- Directed by: Robert S. Baker; Monty Berman;
- Written by: Carl Nystrom
- Produced by: Robert S. Baker; Monty Berman;
- Starring: Terry-Thomas; Gwynneth Vaughan; Michael Balfour;
- Cinematography: Peter Newbrook
- Edited by: Gerald Landau
- Music by: Ralph Sharon
- Production company: Tempean Films
- Distributed by: Eros Films (UK)
- Release date: July 1949 (UK);
- Running time: 67 minutes
- Country: United Kingdom
- Language: English

= Melody Club (film) =

Melody Club is a 1949 British second feature ('B') comedy musical film directed by Robert S. Baker and Monty Berman and starring Terry-Thomas, Gwynneth Vaughan and Michael Balfour. It was written by Carl Nystrom and made at Kensington Studios.

==Plot==
Detective Freddy Forrester, chasing jewel thieves, traces them to a nightclub.

==Cast==
- Terry-Thomas as Freddy Forrester
- Gwynneth Vaughan as Jean
- Michael Balfour as Max Calypso
- Len Lowe as Tony
- Bill Lowe as Birdie
- Lilian Grey as Cora
- Arthur Gomez as Inspector Dodds
- Anthony Shaw as General Blitzem
- Sylvia Clarke as Susie
- Jack Mayne as Hector
- Ida Patlanski as Hector's wife

==Reception==
The Monthly Film Bulletin wrote: "Low-budget British comedy: worn-out gags."

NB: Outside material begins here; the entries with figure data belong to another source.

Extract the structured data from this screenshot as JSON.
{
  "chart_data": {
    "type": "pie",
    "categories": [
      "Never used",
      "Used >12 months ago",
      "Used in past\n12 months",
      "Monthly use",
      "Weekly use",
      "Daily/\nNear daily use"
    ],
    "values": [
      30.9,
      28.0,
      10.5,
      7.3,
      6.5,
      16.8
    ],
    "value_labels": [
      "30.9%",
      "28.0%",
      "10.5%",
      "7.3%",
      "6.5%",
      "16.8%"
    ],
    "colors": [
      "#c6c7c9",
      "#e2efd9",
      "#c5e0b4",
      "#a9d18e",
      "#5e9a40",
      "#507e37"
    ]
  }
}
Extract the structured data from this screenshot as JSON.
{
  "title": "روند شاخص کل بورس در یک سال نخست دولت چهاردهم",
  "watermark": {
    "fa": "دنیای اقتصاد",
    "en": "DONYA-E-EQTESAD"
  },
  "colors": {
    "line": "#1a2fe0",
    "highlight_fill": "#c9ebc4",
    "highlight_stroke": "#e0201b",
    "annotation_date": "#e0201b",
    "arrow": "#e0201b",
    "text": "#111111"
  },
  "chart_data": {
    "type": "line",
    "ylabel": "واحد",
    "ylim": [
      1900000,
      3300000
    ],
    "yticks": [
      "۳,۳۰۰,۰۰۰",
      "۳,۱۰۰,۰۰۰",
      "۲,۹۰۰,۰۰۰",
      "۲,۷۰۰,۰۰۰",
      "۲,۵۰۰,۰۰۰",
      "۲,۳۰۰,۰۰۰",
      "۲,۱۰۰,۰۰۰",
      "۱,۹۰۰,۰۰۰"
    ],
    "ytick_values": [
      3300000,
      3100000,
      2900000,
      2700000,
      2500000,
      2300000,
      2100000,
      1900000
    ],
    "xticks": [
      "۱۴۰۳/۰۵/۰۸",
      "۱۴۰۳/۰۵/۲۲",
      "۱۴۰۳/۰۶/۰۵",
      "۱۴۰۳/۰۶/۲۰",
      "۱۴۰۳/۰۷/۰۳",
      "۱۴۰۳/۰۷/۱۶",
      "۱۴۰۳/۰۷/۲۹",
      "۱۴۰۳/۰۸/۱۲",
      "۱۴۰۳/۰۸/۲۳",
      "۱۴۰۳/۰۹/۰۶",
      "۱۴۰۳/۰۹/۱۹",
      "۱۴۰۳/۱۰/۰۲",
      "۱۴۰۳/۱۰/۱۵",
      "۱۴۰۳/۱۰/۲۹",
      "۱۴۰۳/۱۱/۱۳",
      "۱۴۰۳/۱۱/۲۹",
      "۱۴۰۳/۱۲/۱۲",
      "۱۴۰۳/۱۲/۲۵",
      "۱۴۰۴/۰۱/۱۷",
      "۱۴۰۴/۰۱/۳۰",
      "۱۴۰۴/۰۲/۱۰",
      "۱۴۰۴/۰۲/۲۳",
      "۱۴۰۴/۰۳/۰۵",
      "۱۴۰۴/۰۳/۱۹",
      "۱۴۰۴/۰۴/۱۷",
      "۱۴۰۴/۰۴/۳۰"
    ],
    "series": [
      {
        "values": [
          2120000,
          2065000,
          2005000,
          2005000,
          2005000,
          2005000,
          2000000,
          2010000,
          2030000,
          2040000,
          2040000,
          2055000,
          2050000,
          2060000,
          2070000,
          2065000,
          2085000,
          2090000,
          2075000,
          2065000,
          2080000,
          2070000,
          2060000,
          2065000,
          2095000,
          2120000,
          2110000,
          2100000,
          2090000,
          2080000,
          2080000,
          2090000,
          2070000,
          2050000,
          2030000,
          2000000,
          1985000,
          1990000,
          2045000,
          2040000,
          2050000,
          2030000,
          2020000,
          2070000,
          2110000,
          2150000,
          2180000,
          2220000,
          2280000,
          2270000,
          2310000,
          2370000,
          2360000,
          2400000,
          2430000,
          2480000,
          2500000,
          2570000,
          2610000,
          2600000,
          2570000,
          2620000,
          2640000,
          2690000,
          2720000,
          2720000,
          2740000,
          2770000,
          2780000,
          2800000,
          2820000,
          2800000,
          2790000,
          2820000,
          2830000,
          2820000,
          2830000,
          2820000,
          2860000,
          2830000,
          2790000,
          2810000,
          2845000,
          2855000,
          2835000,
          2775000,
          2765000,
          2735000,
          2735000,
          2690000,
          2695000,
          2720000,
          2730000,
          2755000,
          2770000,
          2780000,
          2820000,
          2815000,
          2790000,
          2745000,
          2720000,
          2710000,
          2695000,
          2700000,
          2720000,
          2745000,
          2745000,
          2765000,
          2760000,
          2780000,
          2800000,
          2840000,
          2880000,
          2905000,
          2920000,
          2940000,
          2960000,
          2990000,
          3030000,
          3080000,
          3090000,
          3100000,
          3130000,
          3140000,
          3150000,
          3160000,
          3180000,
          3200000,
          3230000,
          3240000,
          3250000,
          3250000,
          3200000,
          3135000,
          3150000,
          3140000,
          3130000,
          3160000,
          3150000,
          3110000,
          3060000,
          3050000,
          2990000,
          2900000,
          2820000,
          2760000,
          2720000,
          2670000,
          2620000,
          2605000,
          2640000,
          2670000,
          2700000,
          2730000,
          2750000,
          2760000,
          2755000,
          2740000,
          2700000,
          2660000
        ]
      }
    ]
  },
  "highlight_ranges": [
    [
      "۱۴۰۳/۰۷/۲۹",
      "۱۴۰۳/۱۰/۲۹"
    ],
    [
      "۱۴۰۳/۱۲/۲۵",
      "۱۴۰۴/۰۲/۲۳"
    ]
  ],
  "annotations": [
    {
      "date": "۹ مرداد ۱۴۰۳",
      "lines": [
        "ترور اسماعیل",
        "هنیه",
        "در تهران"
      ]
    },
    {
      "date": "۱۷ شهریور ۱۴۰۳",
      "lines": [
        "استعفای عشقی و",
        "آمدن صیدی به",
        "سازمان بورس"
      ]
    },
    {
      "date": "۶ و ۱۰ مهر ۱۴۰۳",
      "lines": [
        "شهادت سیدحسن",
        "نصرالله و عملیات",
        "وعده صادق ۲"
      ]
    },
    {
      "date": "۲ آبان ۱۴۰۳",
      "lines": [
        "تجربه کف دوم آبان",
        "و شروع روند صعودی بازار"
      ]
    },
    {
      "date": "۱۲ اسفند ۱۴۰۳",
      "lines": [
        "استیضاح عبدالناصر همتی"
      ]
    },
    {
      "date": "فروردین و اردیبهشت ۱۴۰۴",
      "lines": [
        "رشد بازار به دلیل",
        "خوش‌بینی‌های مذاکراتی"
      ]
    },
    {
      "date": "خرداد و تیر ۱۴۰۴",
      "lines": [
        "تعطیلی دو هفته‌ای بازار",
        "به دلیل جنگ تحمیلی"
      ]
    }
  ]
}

Picturegoer wrote: "A sheer piece of nonsense with bad dialogue and jokes. Terry Thomas burlesques as a nitwit detective on the trail of jewel thieves. Ultimately, he catches them, but it would have been better if they had disappeared completely, for we should not have had to endure the unfortunate Terry in so many poor and embarrassing disguises. The supporting cast unfortunately gives no support owing largely to the lack of opportunity."

In British Sound Films: The Studio Years 1928–1959 David Quinlan rated the film as "poor", writing: "Collection of well-worn jokes stitched together to make a plot."